Though the movement is different, both exercises target your deltoids and traps with a slight variation in the supporting muscles being used.
- Use a double rope attachment and attach it to the high point
- Use an overhand grip and grab the handles in each hand
- Fully extend your arms in the starting position
- Now, pull the handles back toward your face
- Make sure your arms stay parallel to the floor
- Pause for a moment before returning to starting position
Cable Lateral Raise
This is another effective exercise to build well-rounded and muscular shoulders. The cable lateral raise works the medial and anterior deltoids along with the traps.
A cable lateral raise is effective in increasing shoulder mobility as it gives the rotator cuff a good workout as well.
- Start by attaching a handle attachment to the low end of a pulley
- Use a weight that you can lift with your shoulder
- Stand shoulder-width apart next to the machine
- Grab the handle with one arm and use the other arm to grab the pulley for support
- Your arm should be parallel to your side, this is your starting position
- Now, raise your arm out to side all the way up to shoulder level
- Your elbow should only have a slight bend in it to maintain form
- Keep your arms stationary as your shoulders do all the heavy lifting
Barbell Front Raise
The barbell front raise gives your deltoids a complete workout.
In fact, a study showed that this movement done regularly with cable lateral raises, caused bodybuilders to pack on some serious shoulder gains.
- Start by holding a barbell in front of you
- Your arms should be kept straight
- Use an overhead grip with your palms facing inwards
- Next, lift the barbell forward and up until shoulder level
- Pause for a moment before returning to the rest position
Dumbbell Lateral Raise
The dumbbell lateral raise activates the deltoids while using the traps.
It is almost as efficient as the barbell upright row when it comes to working out both these groups at the same time.
With a dumbbell lateral raise, the emphasis is mostly on the lateral deltoids.
- Hold a pair of dumbbells in each hand
- Stand with your feet shoulder-width apart
- Your hands should be hanging down by your sides with your palms facing inwards
- Next, raise your arms out and up towards the side until shoulder level
- Pause for a moment, before returning to starting position
Machine Reverse Flyes
This is not the forward leaning version with dumbbells which works out your chest. The machine reverse fly works your anterior, lateral, and posterior deltoids.
While these are the main muscles being used, traps and rhomboids also play a supporting role.
- Sit facing the machine with your feet firmly on the ground
- Your chest should be against the back pad of the machine
- Keep your back straight and grab the handles of the machine with your palms facing down
- Next, squeeze your shoulder as you bring your arms backwards
- Push back until your arms are in line with your shoulders
An upright barbell row is an effective shoulder and trap exercise that helps pack on mass and strength.

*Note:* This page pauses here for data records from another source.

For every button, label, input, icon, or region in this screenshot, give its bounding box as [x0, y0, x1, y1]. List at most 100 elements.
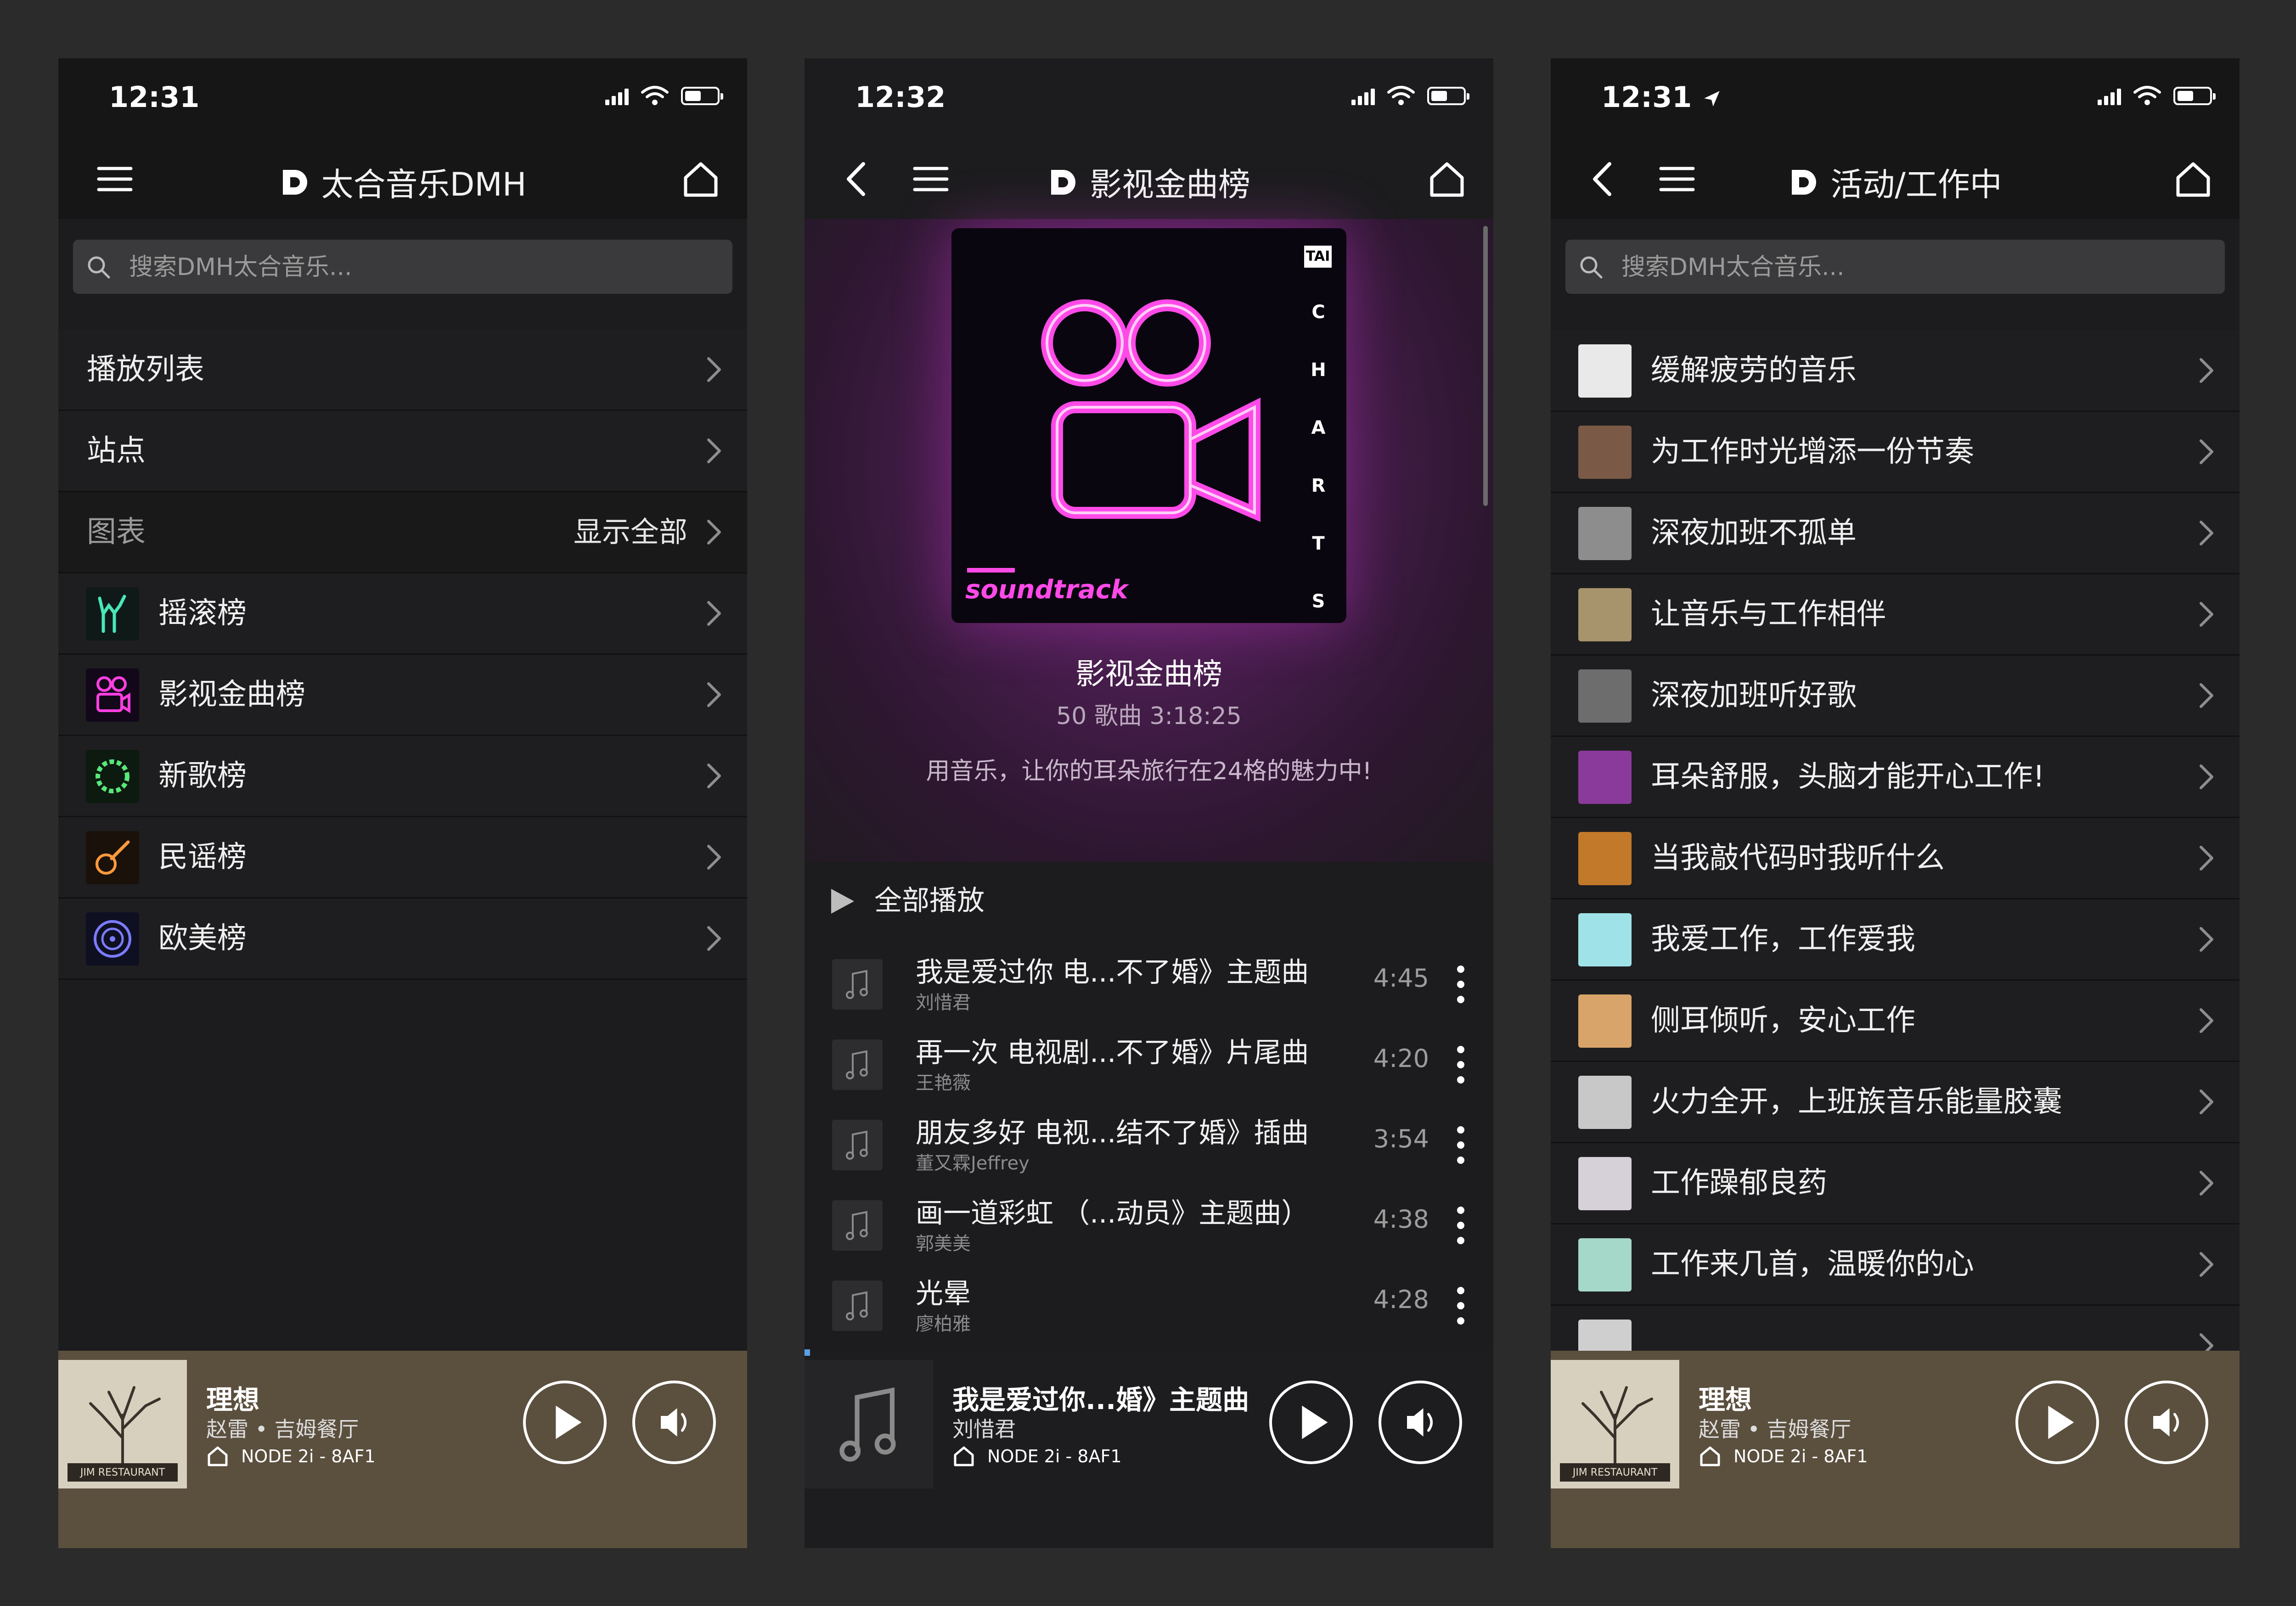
rock-hand-icon	[86, 587, 139, 640]
volume-icon	[2127, 1383, 2206, 1461]
more-options-icon[interactable]	[1455, 1124, 1467, 1166]
output-device[interactable]: NODE 2i - 8AF1	[1699, 1445, 1868, 1468]
playlist-thumbnail	[1578, 913, 1632, 966]
track-title: 我是爱过你 电...不了婚》主题曲	[916, 956, 1309, 988]
status-bar: 12:32	[805, 58, 1493, 139]
nav-bar: 活动/工作中	[1551, 139, 2240, 219]
chevron-right-icon	[2197, 357, 2216, 384]
playlist-item[interactable]: 工作躁郁良药	[1551, 1143, 2240, 1224]
playlist-item[interactable]: 深夜加班听好歌	[1551, 656, 2240, 737]
play-button[interactable]	[1269, 1381, 1353, 1464]
playlist-item[interactable]: 工作来几首，温暖你的心	[1551, 1224, 2240, 1306]
track-title: 朋友多好 电视...结不了婚》插曲	[916, 1117, 1309, 1149]
wifi-icon	[641, 86, 669, 106]
output-device[interactable]: NODE 2i - 8AF1	[206, 1445, 376, 1468]
playlist-item[interactable]: 缓解疲劳的音乐	[1551, 331, 2240, 412]
playlist-item[interactable]: 耳朵舒服，头脑才能开心工作!	[1551, 737, 2240, 818]
track-list: 我是爱过你 电...不了婚》主题曲 刘惜君 4:45 再一次 电视剧...不了婚…	[805, 940, 1493, 1342]
home-icon[interactable]	[1427, 159, 1467, 199]
volume-button[interactable]	[1379, 1381, 1462, 1464]
playlist-label: 为工作时光增添一份节奏	[1651, 435, 1974, 469]
more-options-icon[interactable]	[1455, 964, 1467, 1005]
playlist-thumbnail	[1578, 669, 1632, 723]
playlist-item[interactable]: 为工作时光增添一份节奏	[1551, 412, 2240, 493]
search-box[interactable]	[73, 240, 732, 295]
home-icon[interactable]	[681, 159, 720, 199]
scrollbar[interactable]	[1483, 226, 1488, 506]
chart-cover-art	[951, 228, 1346, 623]
chevron-right-icon	[2197, 1007, 2216, 1034]
search-input[interactable]	[1621, 240, 2210, 295]
track-duration: 4:45	[1373, 964, 1429, 993]
track-row[interactable]: 我是爱过你 电...不了婚》主题曲 刘惜君 4:45	[805, 940, 1493, 1020]
track-row[interactable]: 再一次 电视剧...不了婚》片尾曲 王艳薇 4:20	[805, 1020, 1493, 1101]
mini-player[interactable]: 我是爱过你...婚》主题曲 刘惜君 NODE 2i - 8AF1	[805, 1351, 1493, 1548]
chevron-right-icon	[2197, 1088, 2216, 1116]
playlist-item[interactable]: 火力全开，上班族音乐能量胶囊	[1551, 1062, 2240, 1143]
track-row[interactable]: 朋友多好 电视...结不了婚》插曲 董又霖Jeffrey 3:54	[805, 1101, 1493, 1181]
cellular-signal-icon	[1351, 87, 1375, 105]
chart-item-rock[interactable]: 摇滚榜	[58, 573, 747, 655]
chevron-right-icon	[705, 925, 723, 952]
mini-player[interactable]: 理想 赵雷 • 吉姆餐厅 NODE 2i - 8AF1	[58, 1351, 747, 1548]
playback-progress[interactable]	[805, 1349, 810, 1356]
wifi-icon	[2133, 86, 2161, 106]
playlist-thumbnail	[1578, 1076, 1632, 1129]
playlist-thumbnail	[1578, 1238, 1632, 1292]
playlist-thumbnail	[1578, 507, 1632, 560]
playlist-item[interactable]: 当我敲代码时我听什么	[1551, 818, 2240, 899]
chart-item-western[interactable]: 欧美榜	[58, 898, 747, 980]
search-input[interactable]	[128, 240, 718, 295]
track-row[interactable]: 画一道彩虹 （...动员》主题曲） 郭美美 4:38	[805, 1181, 1493, 1261]
playlist-label: 耳朵舒服，头脑才能开心工作!	[1651, 760, 2045, 794]
cellular-signal-icon	[2098, 87, 2121, 105]
chart-label: 民谣榜	[158, 840, 247, 874]
battery-icon	[2173, 87, 2216, 105]
play-all-button[interactable]: 全部播放	[805, 862, 1493, 940]
chart-item-film[interactable]: 影视金曲榜	[58, 655, 747, 736]
menu-item-playlists[interactable]: 播放列表	[58, 330, 747, 411]
playlist-list: 缓解疲劳的音乐为工作时光增添一份节奏深夜加班不孤单 让音乐与工作相伴 深夜加班听好歌…	[1551, 331, 2240, 1387]
home-device-icon	[206, 1445, 229, 1468]
play-icon	[2018, 1383, 2096, 1461]
chart-item-folk[interactable]: 民谣榜	[58, 817, 747, 898]
play-button[interactable]	[523, 1381, 607, 1464]
playlist-item[interactable]: 我爱工作，工作爱我	[1551, 899, 2240, 981]
now-playing-artist: 赵雷 • 吉姆餐厅	[1699, 1417, 1851, 1442]
mini-player[interactable]: 理想 赵雷 • 吉姆餐厅 NODE 2i - 8AF1	[1551, 1351, 2240, 1548]
album-art	[58, 1360, 187, 1488]
home-icon[interactable]	[2173, 159, 2213, 199]
play-button[interactable]	[2015, 1381, 2099, 1464]
more-options-icon[interactable]	[1455, 1205, 1467, 1246]
volume-button[interactable]	[2125, 1381, 2208, 1464]
chart-item-new-songs[interactable]: 新歌榜	[58, 736, 747, 817]
home-device-icon	[1699, 1445, 1722, 1468]
menu-list: 播放列表 站点 图表 显示全部 摇滚榜 影视金曲榜 新歌榜 民谣榜 欧美榜	[58, 330, 747, 980]
playlist-item[interactable]: 深夜加班不孤单	[1551, 493, 2240, 574]
output-device[interactable]: NODE 2i - 8AF1	[952, 1445, 1122, 1468]
track-row[interactable]: 光晕 廖柏雅 4:28	[805, 1261, 1493, 1342]
more-options-icon[interactable]	[1455, 1044, 1467, 1085]
chart-title: 影视金曲榜	[1075, 657, 1222, 691]
playlist-item[interactable]: 让音乐与工作相伴	[1551, 574, 2240, 656]
battery-icon	[681, 87, 723, 105]
track-artist: 刘惜君	[916, 992, 971, 1013]
chevron-right-icon	[2197, 1169, 2216, 1197]
nav-bar: 太合音乐DMH	[58, 139, 747, 219]
chevron-right-icon	[705, 843, 723, 871]
chevron-right-icon	[705, 762, 723, 790]
dmh-logo-icon	[1047, 166, 1080, 198]
menu-item-stations[interactable]: 站点	[58, 411, 747, 492]
more-options-icon[interactable]	[1455, 1285, 1467, 1326]
volume-icon	[635, 1383, 713, 1461]
track-duration: 4:28	[1373, 1285, 1429, 1314]
volume-button[interactable]	[632, 1381, 716, 1464]
page-title: 太合音乐DMH	[58, 159, 747, 205]
chart-label: 欧美榜	[158, 921, 247, 955]
playlist-item[interactable]: 侧耳倾听，安心工作	[1551, 981, 2240, 1062]
playlist-thumbnail	[1578, 344, 1632, 398]
show-all-link[interactable]: 显示全部	[574, 492, 687, 572]
home-device-icon	[952, 1445, 975, 1468]
guitar-icon	[86, 831, 139, 884]
search-box[interactable]	[1565, 240, 2225, 295]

Even though there are numerous disclaimers out there about this exercise, with the right form you can minimize injuries from happening.
The risk usually arises due to using too much weight, lifting the barbell way up your shoulders, or using momentum to finish a rep.
Basically, bad form and ego lifting tends to get the best of avid bodybuilders with this exercise.
Try out the upright barbell row and its alternatives for a thorough shoulder workout.